Argentina's Ambassador Rafael Grossi, president-designate of the next Nuclear Non-Proliferation Treaty review conference, expressed a desire Wednesday to revisit both Hiroshima and Nagasaki after having a profound experience as a young diplomat there in the 1980s.
"I was so touched by that experience...I was very much aware of where I was and the significance of it, but I was there and I intend to go back," he said in an exclusive interview with Kyodo News after being endorsed for the position the same day.
The interview was held on the sidelines of a two-week preparatory session that ends Friday at the U.N. headquarters in New York to lay the groundwork for the 2020 NPT review conference, held every five years to review the operation of the landmark treaty.
Next year will also mark the half-century milestone after the treaty came into force in 1970.
"I think it is fitting and necessary that I go back to find the moral inspiration and the spiritual inspiration that I will need to do my job as well as I can," Grossi added.
He traveled to the atomic bombed cities, devastated on Aug. 6 and Aug. 9 of 1945 by the United States during World War II, while on a fellowship program. Grossi said he felt a "special responsibility" during the visits.
Interested in arms control and disarmament issues at that time and to this day, Grossi, now 58, recalled meeting atomic bomb survivors, known as "hibakusha" in Japanese, while in his early 20s at a hospital and how that experience has stayed with him for some 35 years.
When asked about the likelihood of going to the cities before next year's conference that gets under way in late April, Grossi said he hopes to make it happen as "it is the moment to be there, to listen and be reminded" of what happened in the past.
He also intends to travel to Tokyo within the next few months to prepare for the coming conference as Japan, he said, has a special role to play in what is expected to be a complicated gathering especially given the current environment marked by some of the biggest challenges in decades.
"The country that has suffered (from) the use of nuclear weapons has an indelible mark, like it or not, and it is there in the conscience of Japan society," he noted.
(A woman prays in front of the Peace Statue at Peace Park in Nagasaki on Aug. 9, 2018.)

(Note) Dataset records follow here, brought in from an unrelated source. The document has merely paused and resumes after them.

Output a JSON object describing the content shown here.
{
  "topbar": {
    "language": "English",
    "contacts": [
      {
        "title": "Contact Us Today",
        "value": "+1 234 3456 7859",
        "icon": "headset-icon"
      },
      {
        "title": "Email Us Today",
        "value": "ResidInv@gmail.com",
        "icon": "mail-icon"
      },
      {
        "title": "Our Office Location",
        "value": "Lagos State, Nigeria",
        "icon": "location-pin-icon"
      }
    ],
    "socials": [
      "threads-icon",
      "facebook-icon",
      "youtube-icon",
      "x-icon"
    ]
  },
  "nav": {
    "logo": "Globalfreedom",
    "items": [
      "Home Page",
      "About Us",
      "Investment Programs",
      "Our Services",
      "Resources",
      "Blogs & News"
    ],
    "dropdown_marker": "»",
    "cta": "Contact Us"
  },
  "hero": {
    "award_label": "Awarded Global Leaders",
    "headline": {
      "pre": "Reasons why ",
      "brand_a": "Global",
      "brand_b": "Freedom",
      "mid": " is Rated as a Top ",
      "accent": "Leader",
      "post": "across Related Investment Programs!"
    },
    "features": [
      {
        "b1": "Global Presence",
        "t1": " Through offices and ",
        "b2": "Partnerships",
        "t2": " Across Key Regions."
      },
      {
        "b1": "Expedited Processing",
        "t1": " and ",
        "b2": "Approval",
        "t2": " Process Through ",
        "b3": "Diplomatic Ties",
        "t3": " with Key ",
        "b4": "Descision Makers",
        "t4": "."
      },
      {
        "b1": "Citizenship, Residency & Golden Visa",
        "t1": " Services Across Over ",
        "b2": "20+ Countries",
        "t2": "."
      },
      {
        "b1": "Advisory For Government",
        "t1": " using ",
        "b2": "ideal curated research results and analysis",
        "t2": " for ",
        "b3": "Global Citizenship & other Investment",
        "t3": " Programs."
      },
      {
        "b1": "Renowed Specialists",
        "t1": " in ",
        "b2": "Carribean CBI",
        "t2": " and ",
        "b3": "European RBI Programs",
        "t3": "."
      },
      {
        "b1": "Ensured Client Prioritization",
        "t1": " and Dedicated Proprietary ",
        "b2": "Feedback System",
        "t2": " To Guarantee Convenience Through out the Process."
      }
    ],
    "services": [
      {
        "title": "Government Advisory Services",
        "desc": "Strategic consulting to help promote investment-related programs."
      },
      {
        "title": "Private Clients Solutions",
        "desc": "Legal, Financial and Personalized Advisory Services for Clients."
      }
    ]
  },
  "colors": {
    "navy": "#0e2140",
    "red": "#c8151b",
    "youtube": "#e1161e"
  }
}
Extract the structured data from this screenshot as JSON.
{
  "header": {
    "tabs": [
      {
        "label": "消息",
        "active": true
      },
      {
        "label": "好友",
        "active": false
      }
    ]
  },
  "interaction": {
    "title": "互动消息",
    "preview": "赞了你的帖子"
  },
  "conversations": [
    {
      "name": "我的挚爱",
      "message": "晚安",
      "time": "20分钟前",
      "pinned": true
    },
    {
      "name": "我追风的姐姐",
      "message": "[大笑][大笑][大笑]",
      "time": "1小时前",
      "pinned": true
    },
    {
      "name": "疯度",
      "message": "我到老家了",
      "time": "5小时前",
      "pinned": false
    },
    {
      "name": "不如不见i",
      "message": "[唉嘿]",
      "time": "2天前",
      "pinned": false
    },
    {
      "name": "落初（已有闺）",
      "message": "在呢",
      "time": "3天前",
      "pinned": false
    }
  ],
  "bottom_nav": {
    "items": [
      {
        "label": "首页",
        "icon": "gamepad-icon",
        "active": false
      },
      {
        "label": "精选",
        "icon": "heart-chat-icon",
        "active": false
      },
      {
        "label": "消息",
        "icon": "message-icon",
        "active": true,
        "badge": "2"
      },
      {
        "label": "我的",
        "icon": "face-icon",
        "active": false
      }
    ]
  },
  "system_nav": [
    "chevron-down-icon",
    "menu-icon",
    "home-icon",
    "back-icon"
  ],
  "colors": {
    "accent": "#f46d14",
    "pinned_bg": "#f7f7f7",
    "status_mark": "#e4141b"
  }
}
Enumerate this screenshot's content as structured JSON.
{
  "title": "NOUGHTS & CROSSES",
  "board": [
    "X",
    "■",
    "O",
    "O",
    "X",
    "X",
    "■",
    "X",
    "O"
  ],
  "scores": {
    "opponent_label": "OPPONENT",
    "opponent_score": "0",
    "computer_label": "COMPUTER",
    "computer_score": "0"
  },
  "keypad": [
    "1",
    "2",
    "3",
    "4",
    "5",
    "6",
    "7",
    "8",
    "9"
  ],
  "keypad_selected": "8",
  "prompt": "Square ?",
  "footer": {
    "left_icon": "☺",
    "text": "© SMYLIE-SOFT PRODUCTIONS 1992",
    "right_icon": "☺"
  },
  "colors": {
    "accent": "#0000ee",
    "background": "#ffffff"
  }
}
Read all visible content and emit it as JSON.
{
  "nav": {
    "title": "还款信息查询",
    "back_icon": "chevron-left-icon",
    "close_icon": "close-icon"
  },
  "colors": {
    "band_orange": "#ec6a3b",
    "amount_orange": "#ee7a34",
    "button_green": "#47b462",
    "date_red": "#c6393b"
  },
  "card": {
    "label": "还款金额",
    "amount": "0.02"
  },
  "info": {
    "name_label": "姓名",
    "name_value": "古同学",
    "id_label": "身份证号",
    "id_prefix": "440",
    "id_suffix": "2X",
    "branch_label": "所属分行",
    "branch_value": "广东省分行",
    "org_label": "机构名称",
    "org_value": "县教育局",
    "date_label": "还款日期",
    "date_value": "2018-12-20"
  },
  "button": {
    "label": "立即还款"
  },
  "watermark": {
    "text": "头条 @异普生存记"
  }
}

On potential roadblocks, Grossi described "considerable challenges" that lay ahead. The current conference is being affected by a host of issues ranging from tensions between Russia and the United States as the world's largest nuclear weapons possessors, to uncertainties surrounding Iran.
Iranian President Hassan Rouhani announced Wednesday that Tehran plans to keep more enriched uranium than allowed under a nuclear deal with world powers, threatening higher uranium enrichment if there is no progress in negotiations with other parties within the next 60 days.
On top of that, there are unresolved problems on the Korean Peninsula, he said, not to mention the divide between countries that back the nuclear ban treaty and those that do not.
Falling under the nuclear umbrella of the United States, Japan does not back the nuclear ban efforts despite having been the only country to suffer from atomic bombings.
The eventual goal of each review conference is to agree on an outcome document, but that goal was not reached at the last meeting in 2015 and there are already doubts about what can be expected next year.
"These things are part and parcel of what countries bring to the table and part and parcel of what may be limiting their ability to compromise and come to agreements next year," he said.
"Yes, there are many challenges, enormous uncertainties, but of course the absolute necessity to succeed, so how to reconcile those things will be one of the challenges as president of the review conference."
From his point of view, however, he stressed that despite the deep divides no one could envision a world without the treaty. "I do believe in a world without nuclear weapons, I do believe we will get there," he added.